NEW YORK - Potensi bisnis dalam ekonomi digital sangat besar, yakni mencapai 6,9% dari produk domestik bruto (PDB) Amerika Serikat (AS) atau sebesar USD1,35 triliun (Rp19.358 triliun) pada 2017. Saat ini keuntungan tinggi tersebut sebagian besar masuk ke rekening Facebook, Google, dan Amazon.
Seperti dilansir Business Insider, berdasarkan data eMarketer, tiga perusahaan teknologi paling berharga di dunia itu masing-masing menguasai segmen pangsa pasar tertentu dalam ekonomi online di AS. Segmen itu terbagi ke dalam penjualan e-commerce, iklan digital, iklan media sosial, hingga iklan mobile.
Sekitar 37,7% e-commerce dikuasai Amazon. Adapun iklan digital dikuasai Google dengan 37,2%, disusul Facebook 22,1%, dan Amazon 8,8%. Iklan media sosial hampir sepenuhnya dikuasai Facebook, yakni mencapai 83,3%. Sementara iklan mobile dikuasai Google dengan 33%, Facebook 30,8%, dan Amazon 5,2%.
Baca Juga: Potensi Ekonomi Digital RI Diprediksi Capai USD65 Miliar
Google dan Amazon juga mendapatkan sumber pendapatan baru di tengah industri pertelevisian yang sedang tersendat. Hampir 27% pelanggan yang menonton video streaming di televisi dilakukan melalui Amazon, sedangkan melalui Google hampir 17%. Situs video mereka bahkan menguasai pasar hampir 100%.
Senator Elizabeth Warren berharap ekonomi digital di AS tidak dimonopoli. Perwakilan Warren, Saloni Sharma, memperingatkan perusahaan teknologi raksasa dapat merusak demokrasi dan membunuh generasi baru. “Dewasa ini perusahaan teknologi raksasa memiliki terlalu besar kekuasaan,” tandas Sharma.
Pejabat tinggi antimonopoli Kementerian Keadilan AS, Asisten Jaksa Umum Makan Delrahim juga mengatakan akan menyelidiki perusahaan teknologi raksasa jika mereka telah melanggar aturan yang sudah ditetapkan. Ciri-cirinya ialah kolusi antarperusahaan, peraturan eksklusif, dan akuisisi pesaing baru.
“Berbicara mengenai penegakan regulasi antimonopoli dalam ekonomi digital, isu utama yang harus kita selesaikan adalah apakah perusahaan tumbuh akibat inovasi, kualitas, dan harga atau akibat beberapa transaksi dan praktik bisnis yang tidak seimbang dan tidak kompetitif,” ucap Delrahim, dilansir CNBC.

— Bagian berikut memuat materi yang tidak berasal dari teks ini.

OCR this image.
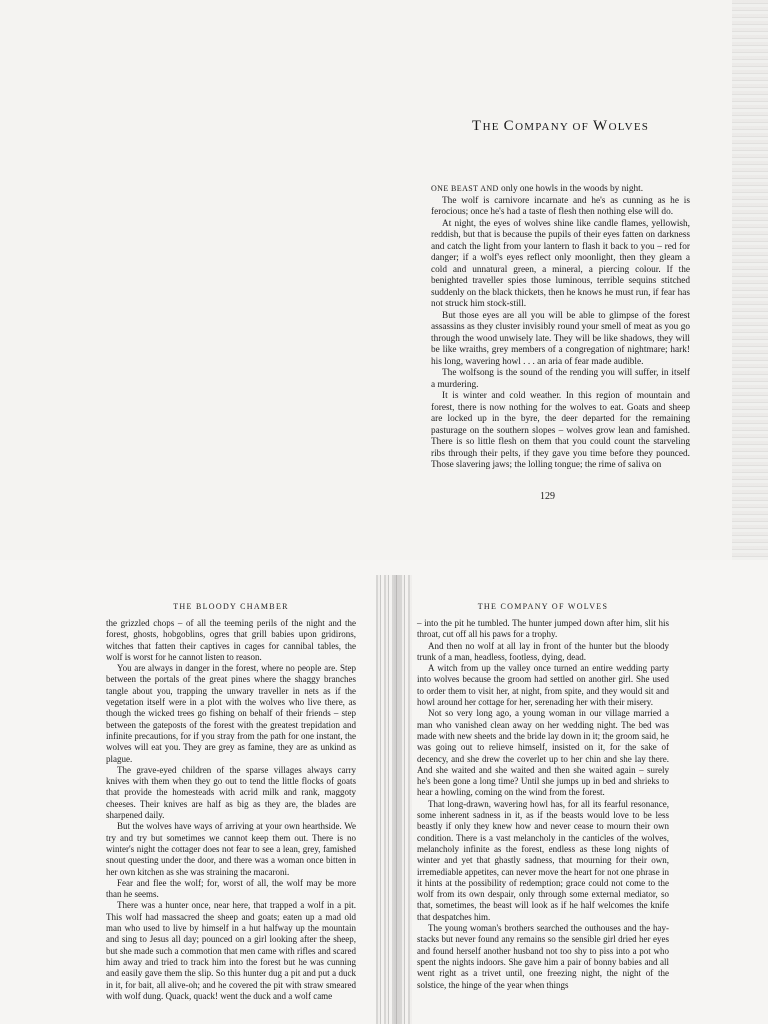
THE COMPANY OF WOLVES

ONE BEAST AND only one howls in the woods by night.

The wolf is carnivore incarnate and he's as cunning as he is ferocious; once he's had a taste of flesh then nothing else will do.

At night, the eyes of wolves shine like candle flames, yellowish, reddish, but that is because the pupils of their eyes fatten on darkness and catch the light from your lantern to flash it back to you – red for danger; if a wolf's eyes reflect only moonlight, then they gleam a cold and unnatural green, a mineral, a piercing colour. If the benighted traveller spies those luminous, terrible sequins stitched suddenly on the black thickets, then he knows he must run, if fear has not struck him stock-still.

But those eyes are all you will be able to glimpse of the forest assassins as they cluster invisibly round your smell of meat as you go through the wood unwisely late. They will be like shadows, they will be like wraiths, grey members of a congregation of nightmare; hark! his long, wavering howl . . . an aria of fear made audible.

The wolfsong is the sound of the rending you will suffer, in itself a murdering.

It is winter and cold weather. In this region of mountain and forest, there is now nothing for the wolves to eat. Goats and sheep are locked up in the byre, the deer departed for the remaining pasturage on the southern slopes – wolves grow lean and famished. There is so little flesh on them that you could count the starveling ribs through their pelts, if they gave you time before they pounced. Those slavering jaws; the lolling tongue; the rime of saliva on

129
THE BLOODY CHAMBER

the grizzled chops – of all the teeming perils of the night and the forest, ghosts, hobgoblins, ogres that grill babies upon gridirons, witches that fatten their captives in cages for cannibal tables, the wolf is worst for he cannot listen to reason.

You are always in danger in the forest, where no people are. Step between the portals of the great pines where the shaggy branches tangle about you, trapping the unwary traveller in nets as if the vegetation itself were in a plot with the wolves who live there, as though the wicked trees go fishing on behalf of their friends – step between the gateposts of the forest with the greatest trepidation and infinite precautions, for if you stray from the path for one instant, the wolves will eat you. They are grey as famine, they are as unkind as plague.

The grave-eyed children of the sparse villages always carry knives with them when they go out to tend the little flocks of goats that provide the homesteads with acrid milk and rank, maggoty cheeses. Their knives are half as big as they are, the blades are sharpened daily.

But the wolves have ways of arriving at your own hearthside. We try and try but sometimes we cannot keep them out. There is no winter's night the cottager does not fear to see a lean, grey, famished snout questing under the door, and there was a woman once bitten in her own kitchen as she was straining the macaroni.

Fear and flee the wolf; for, worst of all, the wolf may be more than he seems.

There was a hunter once, near here, that trapped a wolf in a pit. This wolf had massacred the sheep and goats; eaten up a mad old man who used to live by himself in a hut halfway up the mountain and sing to Jesus all day; pounced on a girl looking after the sheep, but she made such a commotion that men came with rifles and scared him away and tried to track him into the forest but he was cunning and easily gave them the slip. So this hunter dug a pit and put a duck in it, for bait, all alive-oh; and he covered the pit with straw smeared with wolf dung. Quack, quack! went the duck and a wolf came

THE COMPANY OF WOLVES

– into the pit he tumbled. The hunter jumped down after him, slit his throat, cut off all his paws for a trophy.

And then no wolf at all lay in front of the hunter but the bloody trunk of a man, headless, footless, dying, dead.

A witch from up the valley once turned an entire wedding party into wolves because the groom had settled on another girl. She used to order them to visit her, at night, from spite, and they would sit and howl around her cottage for her, serenading her with their misery.

Not so very long ago, a young woman in our village married a man who vanished clean away on her wedding night. The bed was made with new sheets and the bride lay down in it; the groom said, he was going out to relieve himself, insisted on it, for the sake of decency, and she drew the coverlet up to her chin and she lay there. And she waited and she waited and then she waited again – surely he's been gone a long time? Until she jumps up in bed and shrieks to hear a howling, coming on the wind from the forest.

That long-drawn, wavering howl has, for all its fearful resonance, some inherent sadness in it, as if the beasts would love to be less beastly if only they knew how and never cease to mourn their own condition. There is a vast melancholy in the canticles of the wolves, melancholy infinite as the forest, endless as these long nights of winter and yet that ghastly sadness, that mourning for their own, irremediable appetites, can never move the heart for not one phrase in it hints at the possibility of redemption; grace could not come to the wolf from its own despair, only through some external mediator, so that, sometimes, the beast will look as if he half welcomes the knife that despatches him.

The young woman's brothers searched the outhouses and the hay-stacks but never found any remains so the sensible girl dried her eyes and found herself another husband not too shy to piss into a pot who spent the nights indoors. She gave him a pair of bonny babies and all went right as a trivet until, one freezing night, the night of the solstice, the hinge of the year when things
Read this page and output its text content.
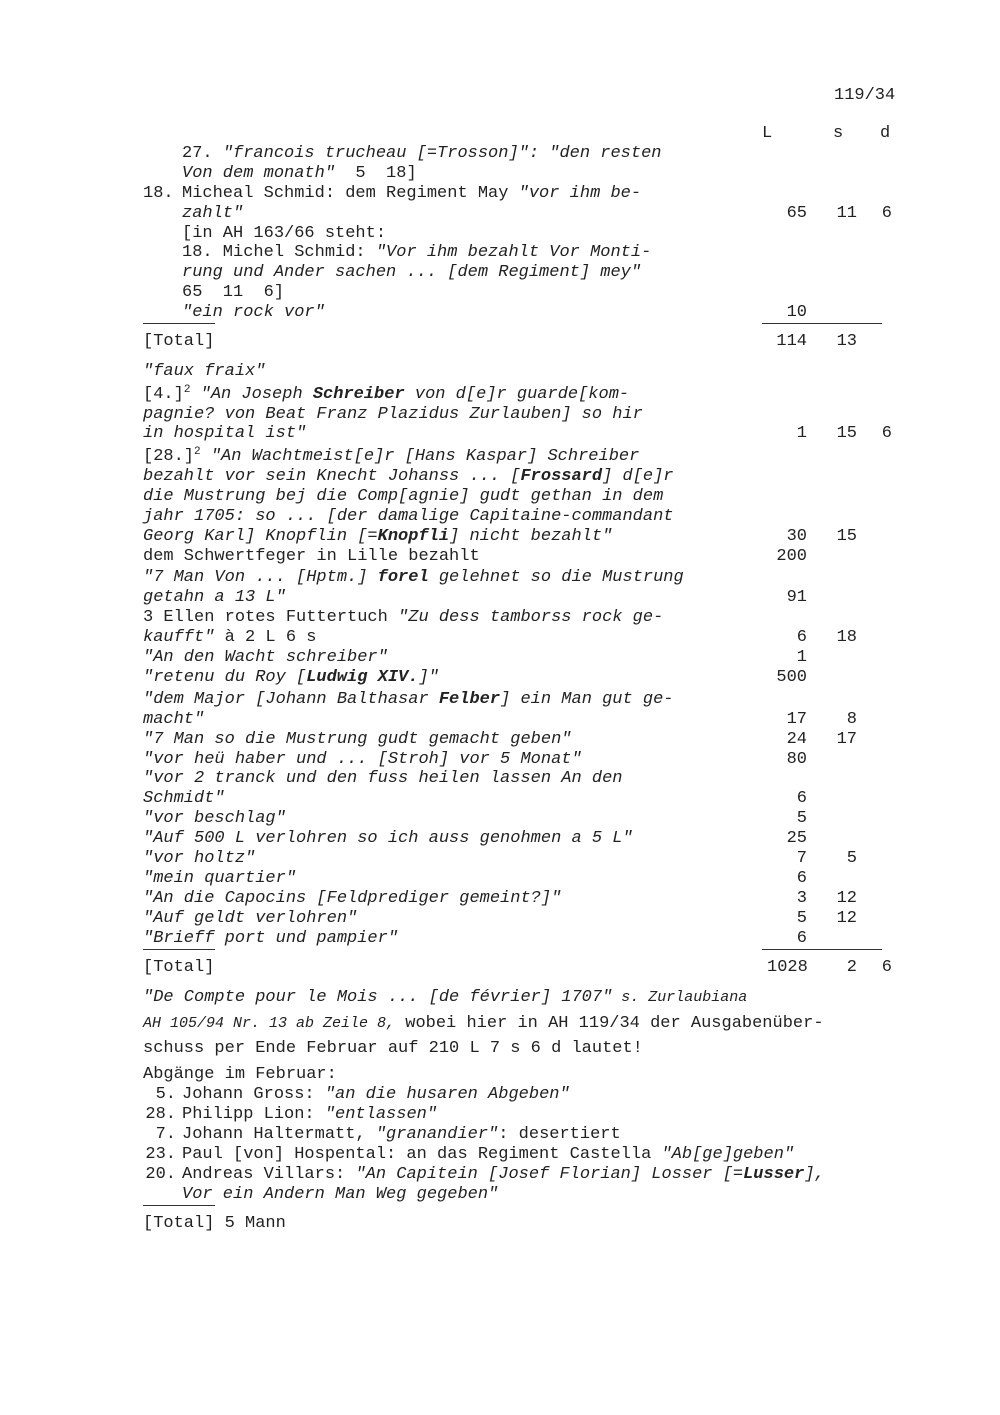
119/34
L	s d
27. "francois trucheau [=Trosson]": "den resten
Von dem monath"  5  18]
18. Micheal Schmid: dem Regiment May "vor ihm be-
zahlt"	65	11	6
[in AH 163/66 steht:
18. Michel Schmid: "Vor ihm bezahlt Vor Monti-
rung und Ander sachen ... [dem Regiment] mey"
65  11  6]
"ein rock vor"	10
[Total]	114	13
"faux fraix"
$[4.]^2$ "An Joseph Schreiber von d[e]r guarde[kom-
pagnie? von Beat Franz Plazidus Zurlauben] so hir
in hospital ist"	1	15	6
$[28.]^2$ "An Wachtmeist[e]r [Hans Kaspar] Schreiber
bezahlt vor sein Knecht Johanss ... [Frossard] d[e]r
die Mustrung bej die Comp[agnie] gudt gethan in dem
jahr 1705: so ... [der damalige Capitaine-commandant
Georg Karl] Knopflin [=Knopfli] nicht bezahlt"	30	15
dem Schwertfeger in Lille bezahlt	200
"7 Man Von ... [Hptm.] forel gelehnet so die Mustrung
getahn a 13 L"	91
3 Ellen rotes Futtertuch "Zu dess tamborss rock ge-
kaufft" à 2 L 6 s	6	18
"An den Wacht schreiber"	1
"retenu du Roy [Ludwig XIV.]"	500
"dem Major [Johann Balthasar Felber] ein Man gut ge-
macht"	17	8
"7 Man so die Mustrung gudt gemacht geben"	24	17
"vor heü haber und ... [Stroh] vor 5 Monat"	80
"vor 2 tranck und den fuss heilen lassen An den
Schmidt"	6
"vor beschlag"	5
"Auf 500 L verlohren so ich auss genohmen a 5 L"	25
"vor holtz"	7	5
"mein quartier"	6
"An die Capocins [Feldprediger gemeint?]"	3	12
"Auf geldt verlohren"	5	12
"Brieff port und pampier"	6
[Total]	1028	2	6
"De Compte pour le Mois ... [de février] 1707" s. Zurlaubiana
AH 105/94 Nr. 13 ab Zeile 8, wobei hier in AH 119/34 der Ausgabenüber-
schuss per Ende Februar auf 210 L 7 s 6 d lautet!
Abgänge im Februar:
5. Johann Gross: "an die husaren Abgeben"
28. Philipp Lion: "entlassen"
7. Johann Haltermatt, "granandier": desertiert
23. Paul [von] Hospental: an das Regiment Castella "Ab[ge]geben"
20. Andreas Villars: "An Capitein [Josef Florian] Losser [=Lusser],
Vor ein Andern Man Weg gegeben"
[Total] 5 Mann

Baca Juga: Sri Mulyani: Pertemuan IMF-World Bank Bahas Risiko Ekonomi Digital
Kementerian Keadilan dan Komisi Perdagangan Federal akan menekan kerja sama. Perusahaan teknologi diyakini dapat melewati garis merah antimonopoli tanpa diketahui jika saling berkoordinasi dalam menentukan harga atau menguasai pasar. Mereka juga dituduh berkolusi dalam menentukan gaji karyawan.
Selain itu, perusahaan teknologi juga berkolaborasi dengan perusahaan lain dalam menentukan kesepakatan eksklusif sehingga kompetitor atau pemasok kesulitan membentuk kesepakatan serupa. Microsoft juga pernah tersandung kasus kesepakatan eksklusif pemasangan perangkat Internet Explorer dengan firma komputer.